1700-1900. Head by metro to the Tour Montparnasse (33 avenue du Maine, 01 4538 5256), a rather ugly, uninspiring building that would attract little attention were it not for the view on the 56th floor. While definitely not a haunt for the locals, it’s hard to beat the setting for a cocktail as the sun goes down and amber, peach, canary yellow and lilac blaze across the Paris skyline with the Eiffel Tower in pride of place. Dinner here, at the 56th-floor Ciel de Paris (01 4064 7764), while excellent, comes with a price tag more befitting its location and viewpoint rather than its culinary flair. Expect seasonal favourites like duck and scallops in the ‘highest restaurant in Europe’. Booking well in advance is recommended. 
 
1900-2100. For a complete contrast, get back down to earth in the narrow cobbled streets of Montmartre. Often the preserve of portrait artists and their prey by day, by night more of the romance returns and you can find the space to breathe. The snowy-white Basilique du Sacré-Coeur (35 rue du Chevalier-de-la-Barre, 01 5341 8900) looks ever more magnificent illuminated in the darkness, while its resplendent staircase provides a viewing platform to refresh even the most travel-weary.
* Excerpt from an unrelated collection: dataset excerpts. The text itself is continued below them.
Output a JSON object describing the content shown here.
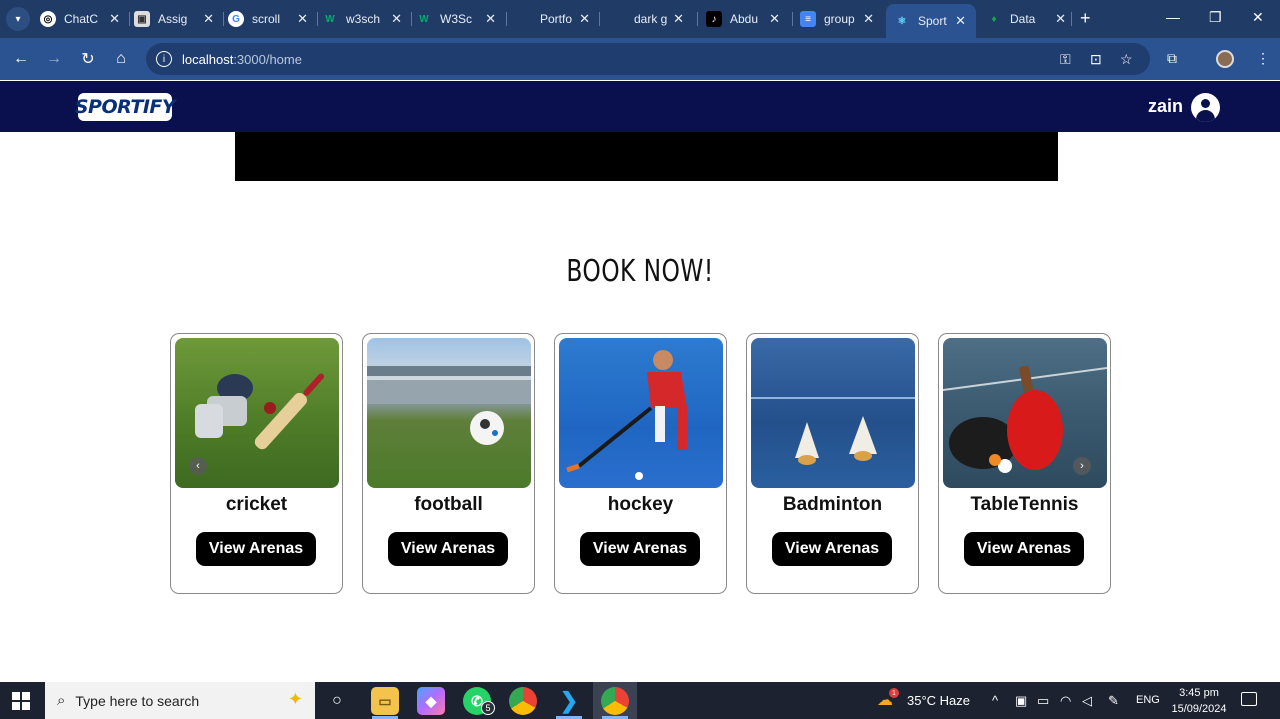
{
  "browser": {
    "tabs": [
      {
        "label": "ChatC",
        "favicon": "chatgpt-icon",
        "active": false
      },
      {
        "label": "Assig",
        "favicon": "classroom-icon",
        "active": false
      },
      {
        "label": "scroll",
        "favicon": "google-icon",
        "active": false
      },
      {
        "label": "w3sch",
        "favicon": "w3schools-icon",
        "active": false
      },
      {
        "label": "W3Sc",
        "favicon": "w3schools-icon",
        "active": false
      },
      {
        "label": "Portfo",
        "favicon": "",
        "active": false
      },
      {
        "label": "dark g",
        "favicon": "",
        "active": false
      },
      {
        "label": "Abdu",
        "favicon": "tiktok-icon",
        "active": false
      },
      {
        "label": "group",
        "favicon": "docs-icon",
        "active": false
      },
      {
        "label": "Sport",
        "favicon": "react-icon",
        "active": true
      },
      {
        "label": "Data",
        "favicon": "mongodb-icon",
        "active": false
      }
    ],
    "url_host": "localhost",
    "url_path": ":3000/home"
  },
  "header": {
    "logo": "SPORTIFY",
    "username": "zain"
  },
  "main": {
    "title": "BOOK  NOW!",
    "cards": [
      {
        "name": "cricket",
        "button": "View Arenas"
      },
      {
        "name": "football",
        "button": "View Arenas"
      },
      {
        "name": "hockey",
        "button": "View Arenas"
      },
      {
        "name": "Badminton",
        "button": "View Arenas"
      },
      {
        "name": "TableTennis",
        "button": "View Arenas"
      }
    ],
    "prev_arrow": "‹",
    "next_arrow": "›"
  },
  "taskbar": {
    "search_placeholder": "Type here to search",
    "whatsapp_badge": "5",
    "weather": "35°C  Haze",
    "weather_badge": "1",
    "language": "ENG",
    "time": "3:45 pm",
    "date": "15/09/2024"
  },
  "colors": {
    "tabstrip": "#1f3b66",
    "toolbar": "#2b5391",
    "app_header": "#0a0f4d",
    "button": "#000000"
  }
}
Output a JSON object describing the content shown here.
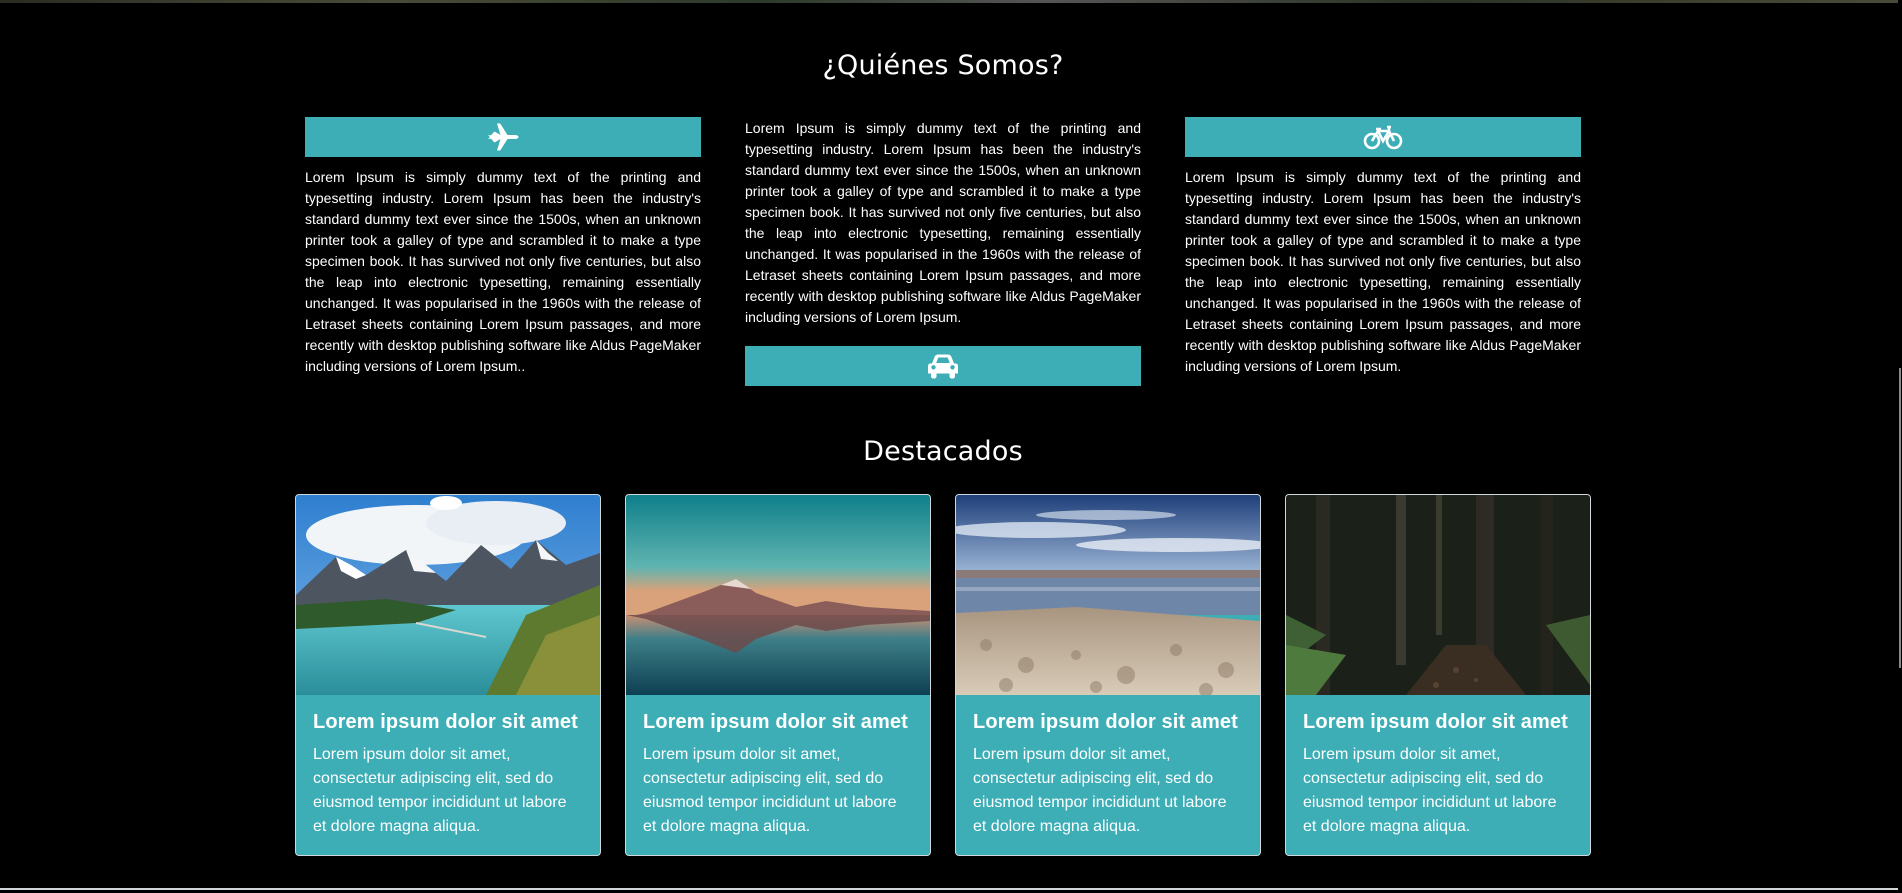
{
  "about": {
    "title": "¿Quiénes Somos?",
    "columns": [
      {
        "icon": "plane-icon",
        "text": "Lorem Ipsum is simply dummy text of the printing and typesetting industry. Lorem Ipsum has been the industry's standard dummy text ever since the 1500s, when an unknown printer took a galley of type and scrambled it to make a type specimen book. It has survived not only five centuries, but also the leap into electronic typesetting, remaining essentially unchanged. It was popularised in the 1960s with the release of Letraset sheets containing Lorem Ipsum passages, and more recently with desktop publishing software like Aldus PageMaker including versions of Lorem Ipsum.."
      },
      {
        "icon": "car-icon",
        "text": "Lorem Ipsum is simply dummy text of the printing and typesetting industry. Lorem Ipsum has been the industry's standard dummy text ever since the 1500s, when an unknown printer took a galley of type and scrambled it to make a type specimen book. It has survived not only five centuries, but also the leap into electronic typesetting, remaining essentially unchanged. It was popularised in the 1960s with the release of Letraset sheets containing Lorem Ipsum passages, and more recently with desktop publishing software like Aldus PageMaker including versions of Lorem Ipsum."
      },
      {
        "icon": "bicycle-icon",
        "text": "Lorem Ipsum is simply dummy text of the printing and typesetting industry. Lorem Ipsum has been the industry's standard dummy text ever since the 1500s, when an unknown printer took a galley of type and scrambled it to make a type specimen book. It has survived not only five centuries, but also the leap into electronic typesetting, remaining essentially unchanged. It was popularised in the 1960s with the release of Letraset sheets containing Lorem Ipsum passages, and more recently with desktop publishing software like Aldus PageMaker including versions of Lorem Ipsum."
      }
    ]
  },
  "featured": {
    "title": "Destacados",
    "cards": [
      {
        "image": "mountain-lake-photo",
        "title": "Lorem ipsum dolor sit amet",
        "text": "Lorem ipsum dolor sit amet, consectetur adipiscing elit, sed do eiusmod tempor incididunt ut labore et dolore magna aliqua."
      },
      {
        "image": "volcano-reflection-photo",
        "title": "Lorem ipsum dolor sit amet",
        "text": "Lorem ipsum dolor sit amet, consectetur adipiscing elit, sed do eiusmod tempor incididunt ut labore et dolore magna aliqua."
      },
      {
        "image": "salt-flat-photo",
        "title": "Lorem ipsum dolor sit amet",
        "text": "Lorem ipsum dolor sit amet, consectetur adipiscing elit, sed do eiusmod tempor incididunt ut labore et dolore magna aliqua."
      },
      {
        "image": "forest-path-photo",
        "title": "Lorem ipsum dolor sit amet",
        "text": "Lorem ipsum dolor sit amet, consectetur adipiscing elit, sed do eiusmod tempor incididunt ut labore et dolore magna aliqua."
      }
    ]
  },
  "colors": {
    "accent": "#3eaeb6",
    "background": "#000000",
    "text": "#ffffff"
  }
}
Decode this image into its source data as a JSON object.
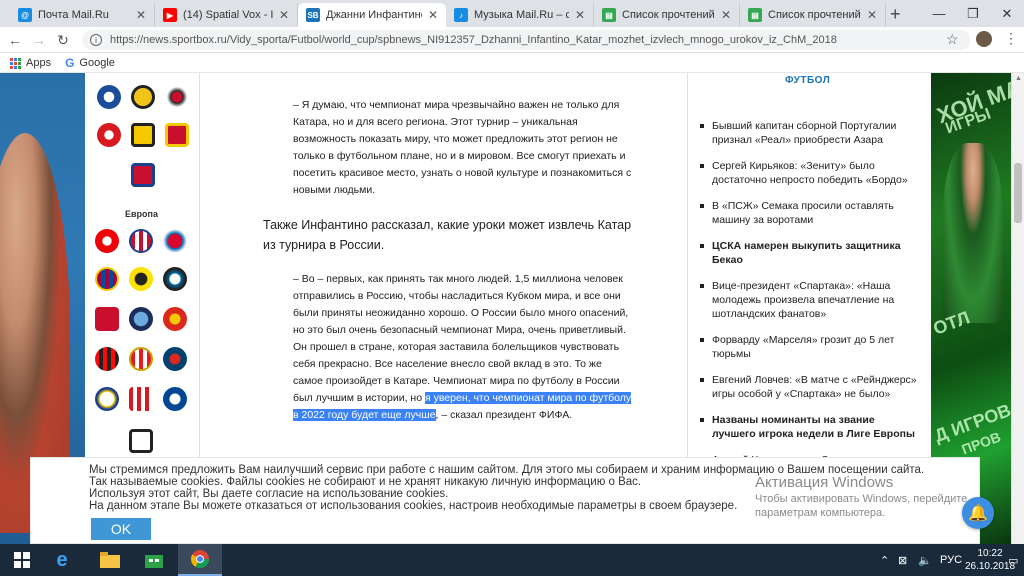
{
  "tabs": [
    {
      "title": "Почта Mail.Ru",
      "icon": "mail-icon",
      "color": "#168de2"
    },
    {
      "title": "(14) Spatial Vox - Inc",
      "icon": "youtube-icon",
      "color": "#ff0000"
    },
    {
      "title": "Джанни Инфантино: «К",
      "icon": "sportbox-icon",
      "color": "#1b74b8",
      "active": true
    },
    {
      "title": "Музыка Mail.Ru – слуша",
      "icon": "music-icon",
      "color": "#168de2"
    },
    {
      "title": "Список прочтений авто",
      "icon": "sheet-icon",
      "color": "#34a853"
    },
    {
      "title": "Список прочтений авто",
      "icon": "sheet-icon",
      "color": "#34a853"
    }
  ],
  "browser": {
    "url": "https://news.sportbox.ru/Vidy_sporta/Futbol/world_cup/spbnews_NI912357_Dzhanni_Infantino_Katar_mozhet_izvlech_mnogo_urokov_iz_ChM_2018",
    "bookmarks": [
      "Apps",
      "Google"
    ]
  },
  "sidebar": {
    "section_label": "Европа"
  },
  "article": {
    "quote1": "– Я думаю, что чемпионат мира чрезвычайно важен не только для Катара, но и для всего региона. Этот турнир – уникальная возможность показать миру, что может предложить этот регион не только в футбольном плане, но и в мировом. Все смогут приехать и посетить красивое место, узнать о новой культуре и познакомиться с новыми людьми.",
    "lead": "Также Инфантино рассказал, какие уроки может извлечь Катар из турнира в России.",
    "quote2_start": "– Во – первых, как принять так много людей. 1,5 миллиона человек отправились в Россию, чтобы насладиться Кубком мира, и все они были приняты неожиданно хорошо. О России было много опасений, но это был очень безопасный чемпионат Мира, очень приветливый. Он прошел в стране, которая заставила болельщиков чувствовать себя прекрасно. Все население внесло свой вклад в это. То же самое произойдет в Катаре. Чемпионат мира по футболу в России был лучшим в истории, но ",
    "quote2_highlight": "я уверен, что чемпионат мира по футболу в 2022 году будет еще лучше",
    "quote2_end": ", – сказал президент ФИФА."
  },
  "right": {
    "header": "ФУТБОЛ",
    "news": [
      {
        "text": "Бывший капитан сборной Португалии признал «Реал» приобрести Азара",
        "bold": false
      },
      {
        "text": "Сергей Кирьяков: «Зениту» было достаточно непросто победить «Бордо»",
        "bold": false
      },
      {
        "text": "В «ПСЖ» Семака просили оставлять машину за воротами",
        "bold": false
      },
      {
        "text": "ЦСКА намерен выкупить защитника Бекао",
        "bold": true
      },
      {
        "text": "Вице-президент «Спартака»: «Наша молодежь произвела впечатление на шотландских фанатов»",
        "bold": false
      },
      {
        "text": "Форварду «Марселя» грозит до 5 лет тюрьмы",
        "bold": false
      },
      {
        "text": "Евгений Ловчев: «В матче с «Рейнджерс» игры особой у «Спартака» не было»",
        "bold": false
      },
      {
        "text": "Названы номинанты на звание лучшего игрока недели в Лиге Европы",
        "bold": true
      },
      {
        "text": "Андрей Червиченко: «Спартак» мне",
        "bold": false
      }
    ]
  },
  "cookie": {
    "line1": "Мы стремимся предложить Вам наилучший сервис при работе с нашим сайтом. Для этого мы собираем и храним информацию о Вашем посещении сайта.",
    "line2": "Так называемые cookies. Файлы cookies не собирают и не хранят никакую личную информацию о Вас.",
    "line3": "Используя этот сайт, Вы даете согласие на использование cookies.",
    "line4": "На данном этапе Вы можете отказаться от использования cookies, настроив необходимые параметры в своем браузере.",
    "ok_label": "OK"
  },
  "activation": {
    "title": "Активация Windows",
    "line1": "Чтобы активировать Windows, перейдите",
    "line2": "параметрам компьютера."
  },
  "taskbar": {
    "lang": "РУС",
    "time": "10:22",
    "date": "26.10.2018"
  }
}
If you skipped the Ciel de Paris restaurant, try ducking into one of the many bistros with net curtains drawn halfway down, traditional zinc-topped bars and red-chequered tablecloths that line the roads around Montmartre. Alternatively, for a dose of Moulin Rouge décor inspired by Toulouse-Lautrec, try the onion soup and peppered beef at the aptly named Bistro de Montmartre (7 avenue Rachel, 01 4293 9004).
 
After 2100. Spend the last few hours of your day in Paris sipping red wine and discussing philosophy in chocolate-box-pretty Montmartre, or change track entirely and experiment with the varied Parisian nightlife scene. For live jazz, head to the Caveau de la Huchette (5 rue de la Huchette, 01 4326 6505), or take a lucky dip at La Cigale (120 boulevard Rochechouart, 01 4925 8999), where you can find cabaret, flamenco or touring indie bands depending on the night. Then again, you could always chase away that Parisian romance with a heady mix of techno and dance at the Rex Club (5 boulevard Poissonnière, 01 4236 1096), or, depending upon the weather and your companion, you could finish the day as you started it, with a stroll along the Seine.